US Doubles Down On Israel Support As Campus Protests Rage Over Gaza

By The Hill
Posted on 04/27/24 | News Source: The Hill

President Biden is sending billions of dollars to back Israel’s war against Hamas, even as the destruction of Gaza and deaths of Palestinians fuels growing protest on college campuses. 

The $26 billion in new aid to Israel, passed overwhelmingly in Congress and signed into law by Biden this week, also comes amid a deepening humanitarian crisis in Gaza and a looming Israeli invasion of the southern city of Rafah, where more than a million Palestinian civilians are sheltering. 

While Democrats have expressed growing concerns about how Israel is carrying out its war in Gaza, they largely rallied around sending more weapons when the bill moved through the House and Senate in the past week. 

Khaled Elgindy, a senior fellow at the Middle East Institute, said weapons to Israel remains “sacrosanct” in Washington, and the latest package was helped by a rallying around Israel after Iran’s April 13 barrage of some 300 missiles and drones toward the nation. 

But Elgindy said the aid package highlights a “huge gap” between Democrats in Congress and rank-and-file voters, including those currently protesting at colleges nationwide.

“Eventually that gap will have to narrow unless the party wants to remain permanently at odds with its voters, which I can’t imagine they want to do,” he said. “Public opinion has shifted very, very dramatically, especially among the left and among people who identify as Democrats.” 
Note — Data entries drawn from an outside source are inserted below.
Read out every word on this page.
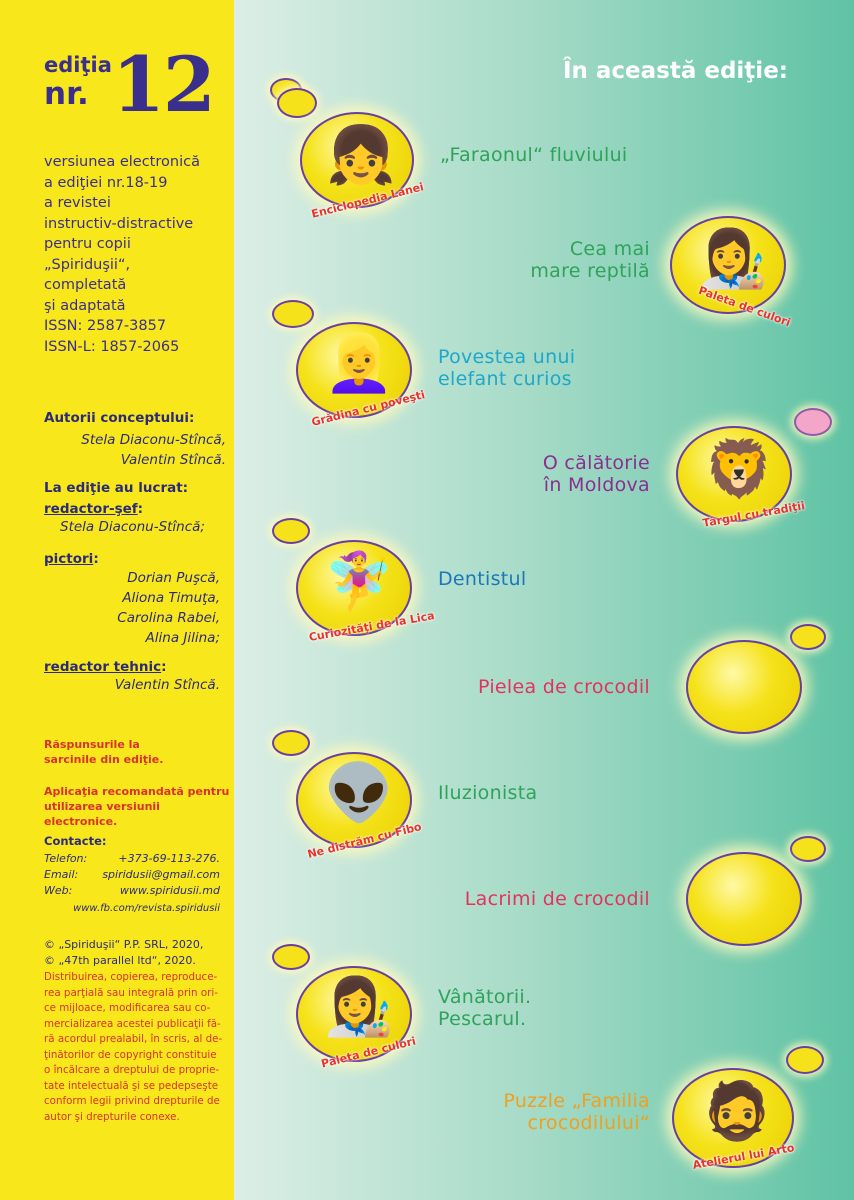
ediţia
nr. 12
versiunea electronică
a ediţiei nr.18-19
a revistei
instructiv-distractive
pentru copii
„Spiriduşii“,
completată
şi adaptată
ISSN: 2587-3857
ISSN-L: 1857-2065
Autorii conceptului:
Stela Diaconu-Stîncă,
Valentin Stîncă.
La ediţie au lucrat:
redactor-şef:
Stela Diaconu-Stîncă;
pictori:
Dorian Puşcă,
Aliona Timuţa,
Carolina Rabei,
Alina Jilina;
redactor tehnic:
Valentin Stîncă.
Răspunsurile la
sarcinile din ediţie.
Aplicaţia recomandată pentru
utilizarea versiunii electronice.
Contacte:
Telefon:	+373-69-113-276.
Email: spiridusii@gmail.com
Web:	www.spiridusii.md
www.fb.com/revista.spiridusii
© „Spiriduşii“ P.P. SRL, 2020,
© „47th parallel ltd“, 2020.
Distribuirea, copierea, reproduce-
rea parţială sau integrală prin ori-
ce mijloace, modificarea sau co-
mercializarea acestei publicaţii fă-
ră acordul prealabil, în scris, al de-
ţinătorilor de copyright constituie
o încălcare a dreptului de proprie-
tate intelectuală şi se pedepseşte
conform legii privind drepturile de
autor şi drepturile conexe.
În această ediţie:
👧
Enciclopedia Lanei
„Faraonul“ fluviului
👩‍🎨
Paleta de culori
Cea mai
mare reptilă
👱‍♀️
Grădina cu poveşti
Povestea unui
elefant curios
🦁
Târgul cu tradiţii
O călătorie
în Moldova
🧚‍♀️
Curiozităţi de la Lica
Dentistul
Pielea de crocodil
👽
Ne distrăm cu Fibo
Iluzionista
Lacrimi de crocodil
👩‍🎨
Paleta de culori
Vânătorii.
Pescarul.
🧔
Atelierul lui Arto
Puzzle „Familia
crocodilului“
“The overarching trends in this case are the Democrats are moving gradually more and more toward aid conditionality,“ he added, “even if this particular vote doesn’t reflect that.” 
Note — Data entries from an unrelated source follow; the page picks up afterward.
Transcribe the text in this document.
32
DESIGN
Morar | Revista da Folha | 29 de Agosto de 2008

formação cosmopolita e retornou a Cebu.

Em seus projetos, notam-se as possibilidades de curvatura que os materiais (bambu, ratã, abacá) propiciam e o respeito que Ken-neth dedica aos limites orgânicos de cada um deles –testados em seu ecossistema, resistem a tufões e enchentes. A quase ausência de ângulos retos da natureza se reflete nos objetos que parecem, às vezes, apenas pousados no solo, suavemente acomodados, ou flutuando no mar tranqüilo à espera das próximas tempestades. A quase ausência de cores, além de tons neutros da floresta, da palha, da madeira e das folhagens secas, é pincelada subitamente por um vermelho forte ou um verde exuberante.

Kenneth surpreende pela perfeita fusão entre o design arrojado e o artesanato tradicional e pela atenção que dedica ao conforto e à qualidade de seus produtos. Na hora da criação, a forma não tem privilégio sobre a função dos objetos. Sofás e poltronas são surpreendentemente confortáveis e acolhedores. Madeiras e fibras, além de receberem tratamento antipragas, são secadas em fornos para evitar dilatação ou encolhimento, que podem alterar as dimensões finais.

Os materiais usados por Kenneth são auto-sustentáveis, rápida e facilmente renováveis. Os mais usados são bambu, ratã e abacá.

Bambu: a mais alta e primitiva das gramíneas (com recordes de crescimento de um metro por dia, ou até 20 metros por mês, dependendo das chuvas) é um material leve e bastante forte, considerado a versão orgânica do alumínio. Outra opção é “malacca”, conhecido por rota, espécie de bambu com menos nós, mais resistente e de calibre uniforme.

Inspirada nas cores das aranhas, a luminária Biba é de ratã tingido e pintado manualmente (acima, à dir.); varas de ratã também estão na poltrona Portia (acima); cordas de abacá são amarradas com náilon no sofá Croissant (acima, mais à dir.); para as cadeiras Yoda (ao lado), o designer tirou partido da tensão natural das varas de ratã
The debate comes as college campuses across the U.S. are roiled by pro-Palestinian students rallying against the war in Gaza and calling for universities to divest from Israeli companies or defense companies supplying weapons to Israel.
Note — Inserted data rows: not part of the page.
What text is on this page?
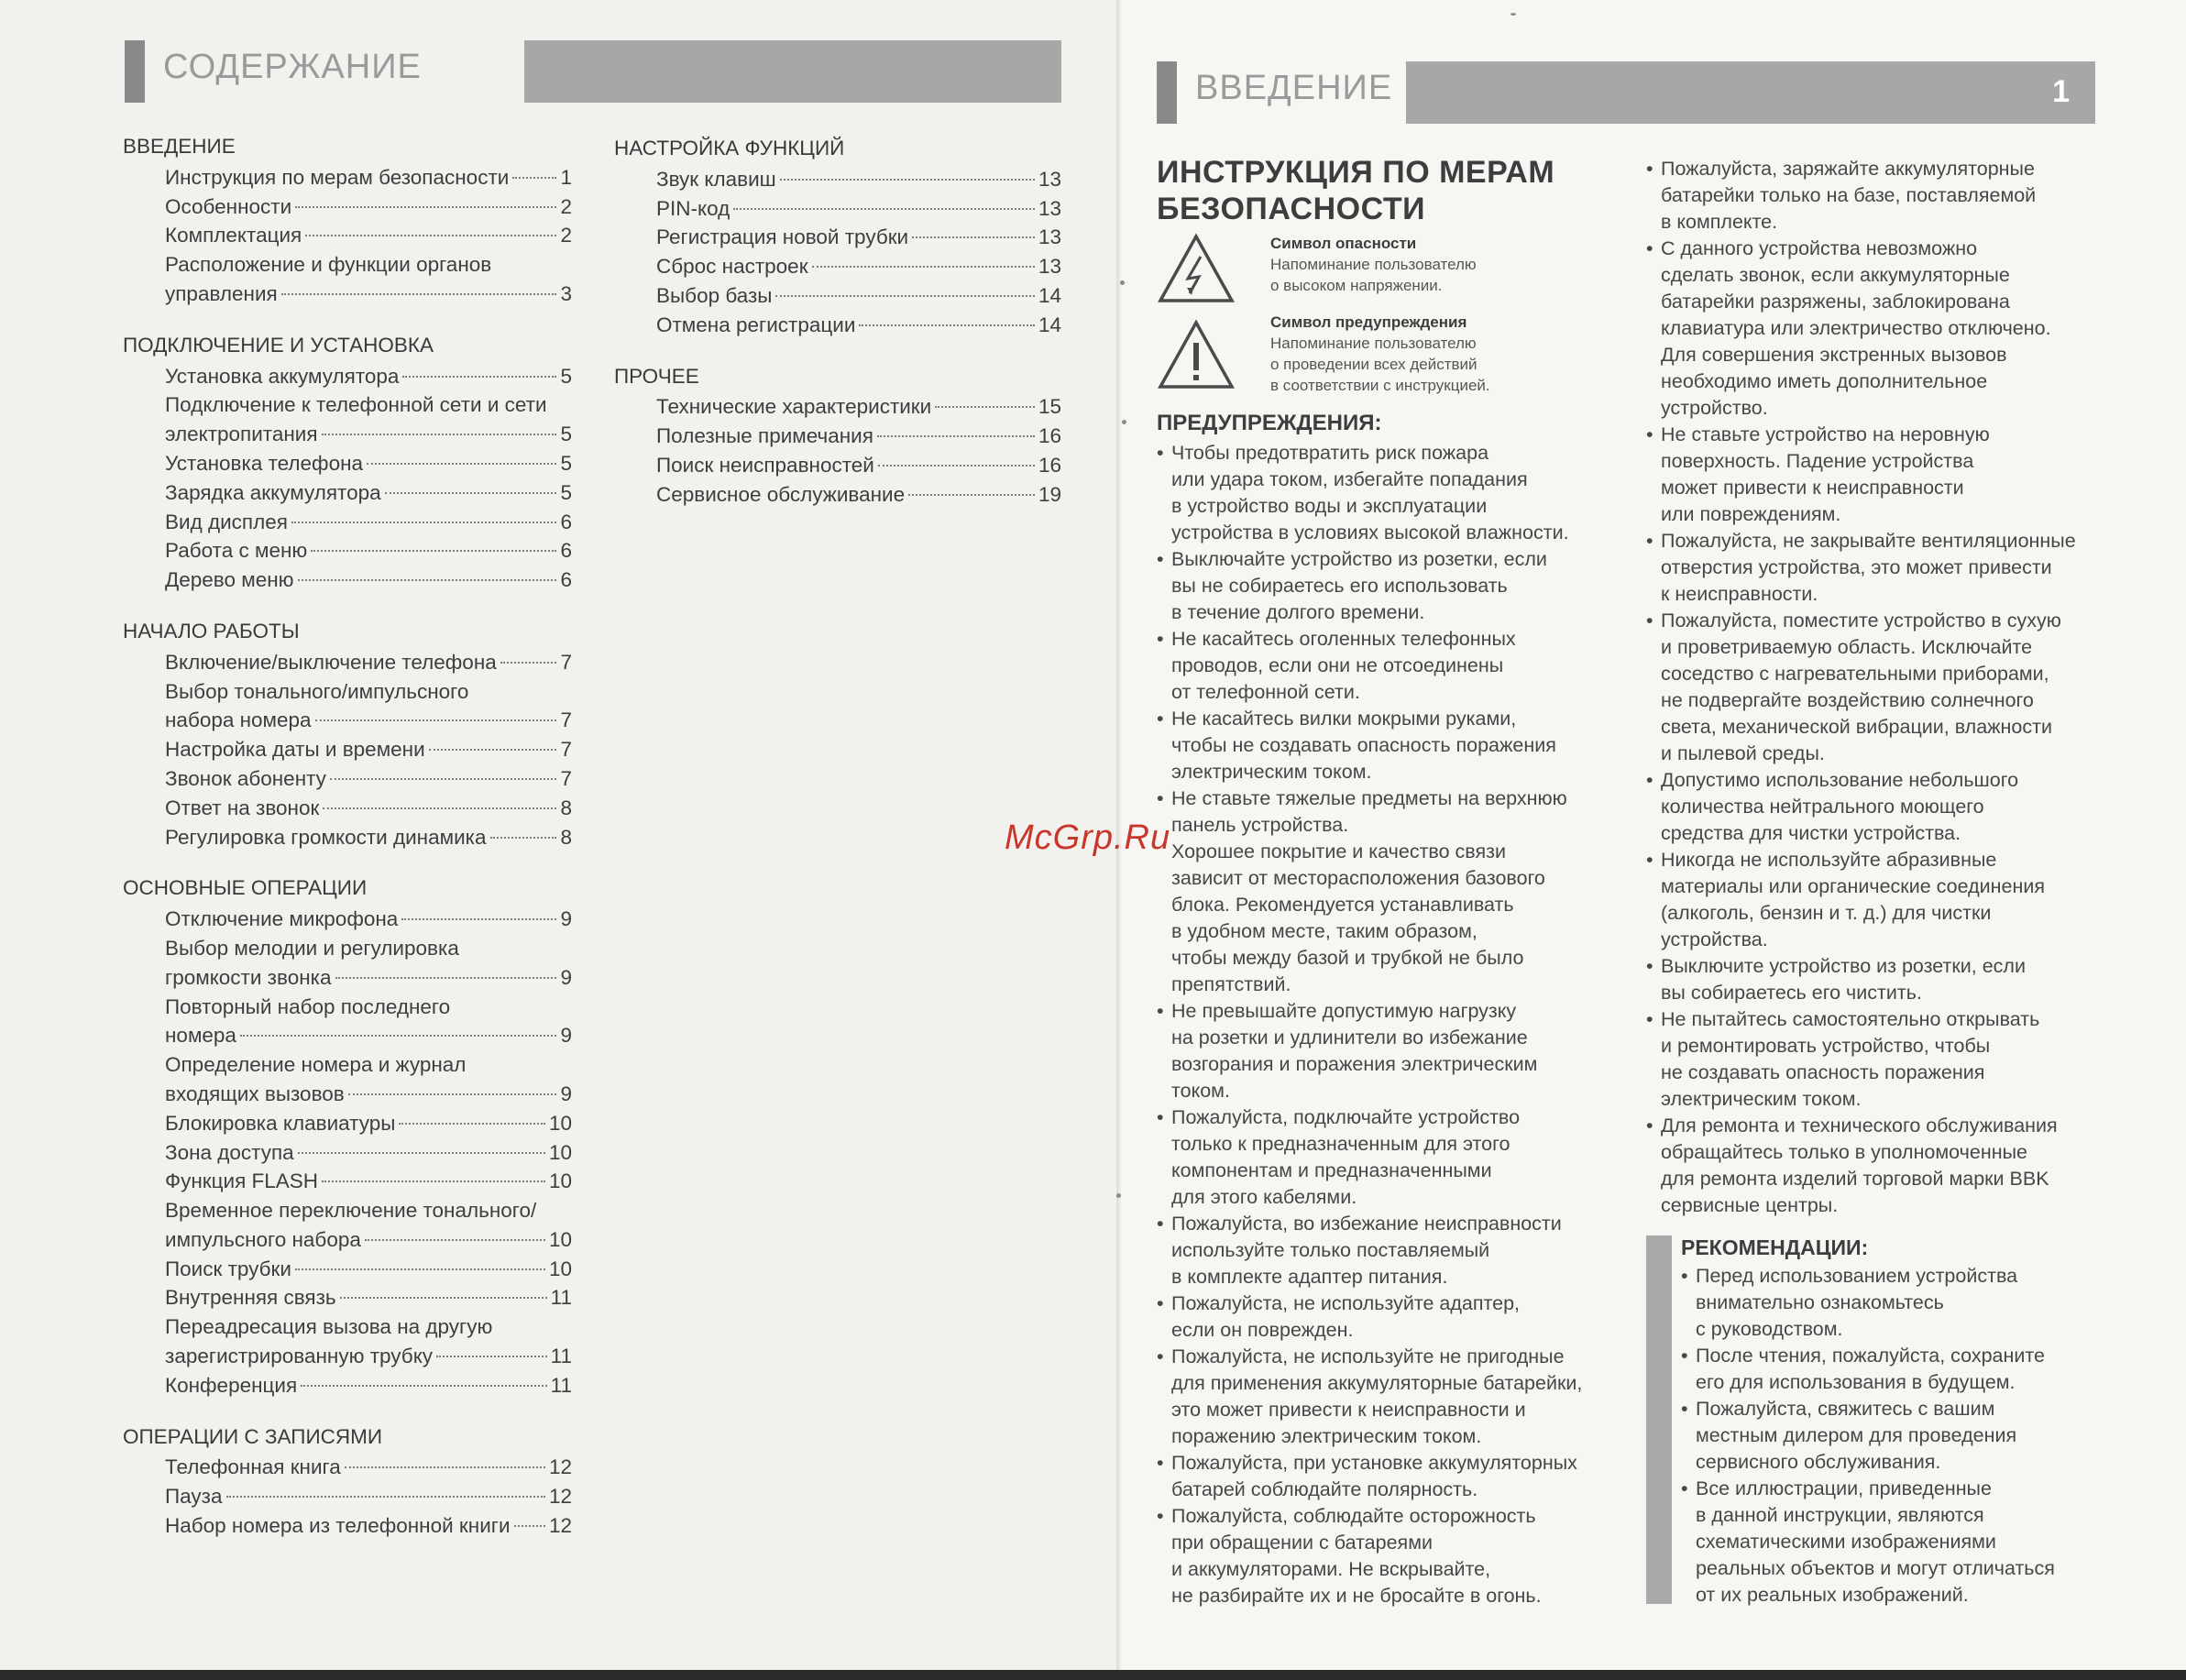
СОДЕРЖАНИЕ
ВВЕДЕНИЕ
Инструкция по мерам безопасности 1
Особенности	2
Комплектация	2
Расположение и функции органов
управления	3
ПОДКЛЮЧЕНИЕ И УСТАНОВКА
Установка аккумулятора	5
Подключение к телефонной сети и сети
электропитания	5
Установка телефона	5
Зарядка аккумулятора	5
Вид дисплея	6
Работа с меню	6
Дерево меню	6
НАЧАЛО РАБОТЫ
Включение/выключение телефона	7
Выбор тонального/импульсного
набора номера	7
Настройка даты и времени	7
Звонок абоненту	7
Ответ на звонок	8
Регулировка громкости динамика	8
ОСНОВНЫЕ ОПЕРАЦИИ
Отключение микрофона	9
Выбор мелодии и регулировка
громкости звонка	9
Повторный набор последнего
номера	9
Определение номера и журнал
входящих вызовов	9
Блокировка клавиатуры	10
Зона доступа	10
Функция FLASH	10
Временное переключение тонального/
импульсного набора	10
Поиск трубки	10
Внутренняя связь	11
Переадресация вызова на другую
зарегистрированную трубку	11
Конференция	11
ОПЕРАЦИИ С ЗАПИСЯМИ
Телефонная книга	12
Пауза	12
Набор номера из телефонной книги 12
НАСТРОЙКА ФУНКЦИЙ
Звук клавиш	13
PIN-код	13
Регистрация новой трубки	13
Сброс настроек	13
Выбор базы	14
Отмена регистрации	14
ПРОЧЕЕ
Технические характеристики	15
Полезные примечания	16
Поиск неисправностей	16
Сервисное обслуживание	19
ВВЕДЕНИЕ	1
ИНСТРУКЦИЯ ПО МЕРАМ
БЕЗОПАСНОСТИ
Символ опасности
Напоминание пользователю
о высоком напряжении.
Символ предупреждения
Напоминание пользователю
о проведении всех действий
в соответствии с инструкцией.
ПРЕДУПРЕЖДЕНИЯ:
• Чтобы предотвратить риск пожара
или удара током, избегайте попадания
в устройство воды и эксплуатации
устройства в условиях высокой влажности.
• Выключайте устройство из розетки, если
вы не собираетесь его использовать
в течение долгого времени.
• Не касайтесь оголенных телефонных
проводов, если они не отсоединены
от телефонной сети.
• Не касайтесь вилки мокрыми руками,
чтобы не создавать опасность поражения
электрическим током.
• Не ставьте тяжелые предметы на верхнюю
панель устройства.
Хорошее покрытие и качество связи
зависит от месторасположения базового
блока. Рекомендуется устанавливать
в удобном месте, таким образом,
чтобы между базой и трубкой не было
препятствий.
• Не превышайте допустимую нагрузку
на розетки и удлинители во избежание
возгорания и поражения электрическим
током.
• Пожалуйста, подключайте устройство
только к предназначенным для этого
компонентам и предназначенными
для этого кабелями.
• Пожалуйста, во избежание неисправности
используйте только поставляемый
в комплекте адаптер питания.
• Пожалуйста, не используйте адаптер,
если он поврежден.
• Пожалуйста, не используйте не пригодные
для применения аккумуляторные батарейки,
это может привести к неисправности и
поражению электрическим током.
• Пожалуйста, при установке аккумуляторных
батарей соблюдайте полярность.
• Пожалуйста, соблюдайте осторожность
при обращении с батареями
и аккумуляторами. Не вскрывайте,
не разбирайте их и не бросайте в огонь.
• Пожалуйста, заряжайте аккумуляторные
батарейки только на базе, поставляемой
в комплекте.
• С данного устройства невозможно
сделать звонок, если аккумуляторные
батарейки разряжены, заблокирована
клавиатура или электричество отключено.
Для совершения экстренных вызовов
необходимо иметь дополнительное
устройство.
• Не ставьте устройство на неровную
поверхность. Падение устройства
может привести к неисправности
или повреждениям.
• Пожалуйста, не закрывайте вентиляционные
отверстия устройства, это может привести
к неисправности.
• Пожалуйста, поместите устройство в сухую
и проветриваемую область. Исключайте
соседство с нагревательными приборами,
не подвергайте воздействию солнечного
света, механической вибрации, влажности
и пылевой среды.
• Допустимо использование небольшого
количества нейтрального моющего
средства для чистки устройства.
• Никогда не используйте абразивные
материалы или органические соединения
(алкоголь, бензин и т. д.) для чистки
устройства.
• Выключите устройство из розетки, если
вы собираетесь его чистить.
• Не пытайтесь самостоятельно открывать
и ремонтировать устройство, чтобы
не создавать опасность поражения
электрическим током.
• Для ремонта и технического обслуживания
обращайтесь только в уполномоченные
для ремонта изделий торговой марки BBK
сервисные центры.
РЕКОМЕНДАЦИИ:
• Перед использованием устройства
внимательно ознакомьтесь
с руководством.
• После чтения, пожалуйста, сохраните
его для использования в будущем.
• Пожалуйста, свяжитесь с вашим
местным дилером для проведения
сервисного обслуживания.
• Все иллюстрации, приведенные
в данной инструкции, являются
схематическими изображениями
реальных объектов и могут отличаться
от их реальных изображений.
McGrp.Ru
But Julie Rayman, managing director of policy and political affairs at the American Jewish Committee, said the protests are “emotionally driven” and problematic because some have chanted to free Palestine “from the river to the sea,” which can be interpreted as a call to eliminate Israel as a state. 

She said there is a disconnect between what some of these students are chanting for and what lawmakers in Congress are calling for, such as alleviating suffering in Gaza. 

“What we’re seeing now [on] college campuses is, frankly, and I think indisputably, not productive,” she said. “I don’t worry necessarily that these protests are massive signals on how society is viewing this” war. 

Rayman sees support for Israel as “overwhelmingly” strong in Washington, a consensus she says must be maintained. 

“There’s all sorts of issues that need to be considered” on U.S. engagement with Israel and how it prioritizes humanitarian aid, she said. “But none of that can come at the expense of ensuring the defense of our most strategic ally.” 

The $26 billion package is almost entirely earmarked for defensive and offensive weapons for Israel, with some funds for U.S. forces in the Middle East. 

Critics of prevailing U.S. policy toward Israel have urged Biden to use Israel’s desire for U.S. weapons as leverage to lessen the suffering in Gaza, where more than 34,000 Palestinians have died in nearly seven months of war.